Syekh Jalaluddin al-Mahalli menjelaskan:  

(ومن أخر قضاء رمضان مع إمكانه) بأن كان مقيما صحيحا. (حتى دخل رمضان آخر لزمه مع القضاء لكل يوم مد) وأثم كما ذكره في شرح المهذب وذكر فيه أنه يلزم المد بمجرد دخول رمضان، أما من لم يمكنه القضاء، بأن استمر مسافرا أو مريضا حتى دخل رمضان فلا شيء عليه بالتأخير، لأن تأخير الأداء بهذا العذر جائز فتأخير القضاء أولى بالجواز.

“Orang yang mengakhirkan qadha Ramadan padahal imkan (ada kesempatan), sekira ia mukim dan sehat, hingga masuk Ramadan yang lain, maka selain qadha ia wajib membayar satu mud makanan setiap hari puasa yang ditinggalkan, dan orang tersebut berdosa seperti yang disebutkan al-Imam al-Nawawi dalam Syarh al-Muhadzab. Di dalam kitab tersebut, beliau juga menyebut bahwa satu mud makanan diwajibkan dengan masuknya bulan Ramadan. Adapun orang yang tidak imkan mengada, semisal ia senantiasa bepergian atau sakit hingga masuk Ramadhan berikutnya, maka tidak ada kewajiban fidyah baginya dengan keterlambatan mengqadha. Sebab mengakhirkan puasa ada’ disebabkan uzur baginya adalah boleh, maka mengakhirkan qadha tentu lebih boleh”.  
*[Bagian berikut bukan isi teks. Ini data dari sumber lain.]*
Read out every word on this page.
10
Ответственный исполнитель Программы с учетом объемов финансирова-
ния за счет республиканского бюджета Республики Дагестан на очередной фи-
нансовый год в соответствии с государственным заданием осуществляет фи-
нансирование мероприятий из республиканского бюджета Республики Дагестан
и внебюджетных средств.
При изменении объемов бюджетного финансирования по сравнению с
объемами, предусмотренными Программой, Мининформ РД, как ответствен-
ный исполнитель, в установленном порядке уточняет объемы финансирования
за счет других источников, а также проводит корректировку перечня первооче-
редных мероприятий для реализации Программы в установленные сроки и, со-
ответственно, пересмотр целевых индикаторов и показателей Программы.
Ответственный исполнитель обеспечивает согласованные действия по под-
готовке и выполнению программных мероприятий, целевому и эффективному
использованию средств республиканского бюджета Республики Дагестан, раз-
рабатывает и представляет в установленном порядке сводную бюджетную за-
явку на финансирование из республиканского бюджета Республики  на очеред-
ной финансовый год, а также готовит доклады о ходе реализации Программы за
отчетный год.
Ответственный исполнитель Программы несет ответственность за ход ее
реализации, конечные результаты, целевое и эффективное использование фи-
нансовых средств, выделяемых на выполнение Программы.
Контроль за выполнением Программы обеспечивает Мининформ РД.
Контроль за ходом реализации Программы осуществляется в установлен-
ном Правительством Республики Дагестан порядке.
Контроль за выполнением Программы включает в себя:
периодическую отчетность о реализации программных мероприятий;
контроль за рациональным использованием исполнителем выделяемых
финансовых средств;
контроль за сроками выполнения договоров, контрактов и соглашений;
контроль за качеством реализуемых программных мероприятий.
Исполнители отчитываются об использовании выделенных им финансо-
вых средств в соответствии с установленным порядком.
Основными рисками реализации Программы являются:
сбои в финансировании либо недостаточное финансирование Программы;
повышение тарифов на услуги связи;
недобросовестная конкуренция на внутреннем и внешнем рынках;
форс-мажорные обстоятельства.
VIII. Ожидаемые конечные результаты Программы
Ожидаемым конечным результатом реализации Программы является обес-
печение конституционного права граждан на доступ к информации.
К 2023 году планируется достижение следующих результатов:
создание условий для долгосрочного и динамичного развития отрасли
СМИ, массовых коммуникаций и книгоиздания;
(والأصح تكرره) أي المد. (بتكرر السنين) والثاني لا يتكرر أي يكفي المد عن كل السنين.

“Menurut pendapat al-ashah, satu mud menjadi berlipat ganda dengan berlipatnya beberapa tahun. Menurut pendapat kedua, tidak menjadi berlipat ganda, maksudnya cukup membayar satu mud dari beberapa tahun yang terlewat”. (Syekh Jalaluddin al-Mahalli, Kanz al-Raghibin, juz 2, hal. 87).